If you know the process under the test very well, and have clear understanding of what should be happening, analyzing the success output may be skipped - just looking at the log output for the test failure, and making sure it matches the mental picture, may be enough.

Where to place the logging statements and what exactly to include in the log output is an art. It will be mastered with experience, but for now a few advises:

Avoid unnecessary noise in the output.
The debug output may be called from very many other places besides the code being tested, so either place the log statements under certain conditions already existing in the production code or add new conditions around the log statements just for the sake of the test troubleshooting (just like the conditional breakpoints). This may be the case, for example, when testing a listener, which may be hit by so many different events besides those expected in the test.
Make sure to include the state that fails verification, as well as the state of the conditions around the state modifications in the production code.
For example, if a job state is being tested and the job state depends on some records selected from the database, print out those records.
If the state manipulation happens under a condition, add output to the very begging of the method, to know that it was called. Otherwise, the condition may be false, there will be no output in the log, and you may be misled to believe the method was not called at all.
If you observe an unexpected concurrent call and don't know what class makes it, log a stack trace, i.e. new Exception(), in that method invocation.

Based on the log output analysis, you should build some hypothesis about what's wrong. Next step is to verify it. If it's proved - you've found the problem; if not, go back to strategically placing the debug log statements and tracing.
NOTE: You may place breakpoints and debug instead of tracing, but debug does not work well for finding concurrency problems as "observation changes the outcome". However, once you have a hypothesis, debugging can be used to pause the threads at the right places and to control the order in which they are released.

Hypothesis

Based on our experience the hypothesis is built around one of the following problem corresponding to the good test principles.

Test Isolation

Usually problems related to test isolation manifests themselves through a temporal dependency between tests, i.e. the tests pass when executed in one order, but fail when executed in a different order. Test split is a special case of this problem when two or more tests are executed at the same time. Parallel test execution may introduce isolation and concurrency problems.

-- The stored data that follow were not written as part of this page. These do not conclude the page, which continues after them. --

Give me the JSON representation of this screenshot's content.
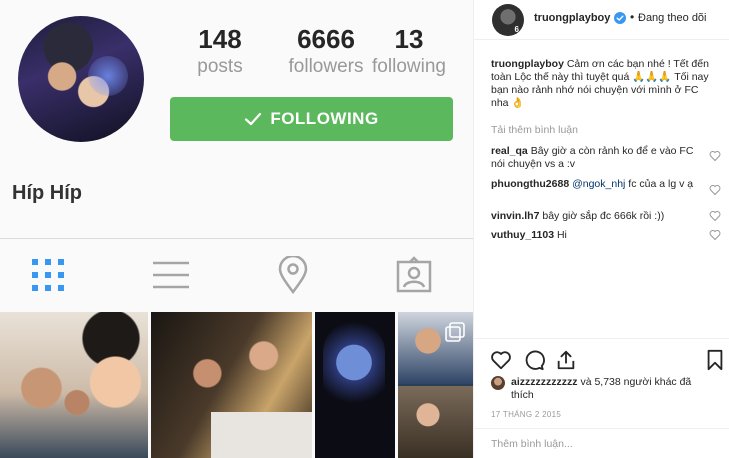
{
  "profile": {
    "name": "Híp Híp",
    "stats": [
      {
        "value": "148",
        "label": "posts"
      },
      {
        "value": "6666",
        "label": "followers"
      },
      {
        "value": "13",
        "label": "following"
      }
    ],
    "follow_button_label": "FOLLOWING",
    "tabs": [
      "grid-icon",
      "list-icon",
      "map-pin-icon",
      "tagged-icon"
    ],
    "accent_color": "#5cb85c"
  },
  "post": {
    "username": "truongplayboy",
    "header_separator": "•",
    "follow_status": "Đang theo dõi",
    "caption_username": "truongplayboy",
    "caption_text": "Cảm ơn các bạn nhé ! Tết đến toàn Lộc thế này thì tuyệt quá 🙏🙏🙏 Tối nay bạn nào rảnh nhớ nói chuyện với mình ở FC nha 👌",
    "load_more": "Tải thêm bình luận",
    "comments": [
      {
        "user": "real_qa",
        "text": "Bây giờ a còn rảnh ko để e vào FC nói chuyện vs a :v"
      },
      {
        "user": "phuongthu2688",
        "mention": "@ngok_nhj",
        "text": "fc của a lg v ạ"
      },
      {
        "user": "vinvin.lh7",
        "text": "bây giờ sắp đc 666k rồi :))"
      },
      {
        "user": "vuthuy_1103",
        "text": "Hi"
      }
    ],
    "likes": {
      "first_user": "aizzzzzzzzzzz",
      "rest": "và 5,738 người khác đã thích"
    },
    "date": "17 THÁNG 2 2015",
    "comment_placeholder": "Thêm bình luận..."
  }
}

If you found that the test run order matters, start looking for state shared between different test classes/methods. This shared state may be:

a static field
a shared service. That is, if one test changes the service configuration parameters or replaces it with a mock, etc. That is something the Spring has DirtiesContext annotation for
application configuration properties
file system
database.

It helps to find other tests, the flaky test is secretly affected by. If you've placed the trace output as it's recommended above, it should not be a problem. But we have a few rules to help dealing with this kind of problem:

All manipulations for the setup must be explicitly done in the test and must be reset back to the original state after the test(s) execution. That is true not only for database and file system, but also for the static fields, services and configuration.
Although, Writing and Executing Tests recommends extending ServicelayerTransactionalTest, we are very careful following that advice or using @Transactional tests because, besides hiding transaction management bugs in production code, they also do not clean data created in threads other than the test thread. Transactional tests is an excellent way to provide isolation at the data level, but make sure the production code does not declare transactions and does not create data in parallel threads.
For cleaning data and resetting the state we use many Rules/Extensions. In commerce, there is ItemCreationListener that is used by HybrisJUnit4Test, which is a base class for all JUnit integration tests. This is a clever solution for the data cleaning problem, which works even for data created in other threads.
We use a convention to include the test name into any setup data we create. For example, if we need a Catalog for the test, it's ID will include short name of the test and maybe additional "name", if needed. That way, when tracing the problem and print out an unexpected Catalog in the log output, we know exactly which test has left it behind or is running in parallel because of the testSplit.
We use WHERE clauses for the database records assertions made in the test. That is, if the production code creates some products, we do not select all products from the database, but only those we expect to have. For example, only products in that test specific catalog we've created.
We avoid using project sample data for the tests and create all data unique to the test. We found that with different test split in CI it's possible that two different tests manipulate the same project sample data concurrently. For the same reason, we avoid relying on essential data. Although we have tests for the essential data - they must be tested too. The only solution we found so far is to place all tests for the essential data into a single class.

Repeatable Tests

Violation of this principle leads to flaky tests, which are much harder to troubleshoot. If you've excluded a Test Isolation problem in your research, then it's probably one of the following.

Randomness in the test

This means the test uses some random values, which are often values used for variables or database record fields that must be provided but make no difference in the test, e.g. a random product code, etc. To deal with this problem we have a convention to never use random values in the test. Instead, we explicitly put a value that identifies this piece of data as irrelevant. For example, we use values like "does not matter", "irrelevant", "not used by test", etc. Besides, we may include the test name into those values as it was described above.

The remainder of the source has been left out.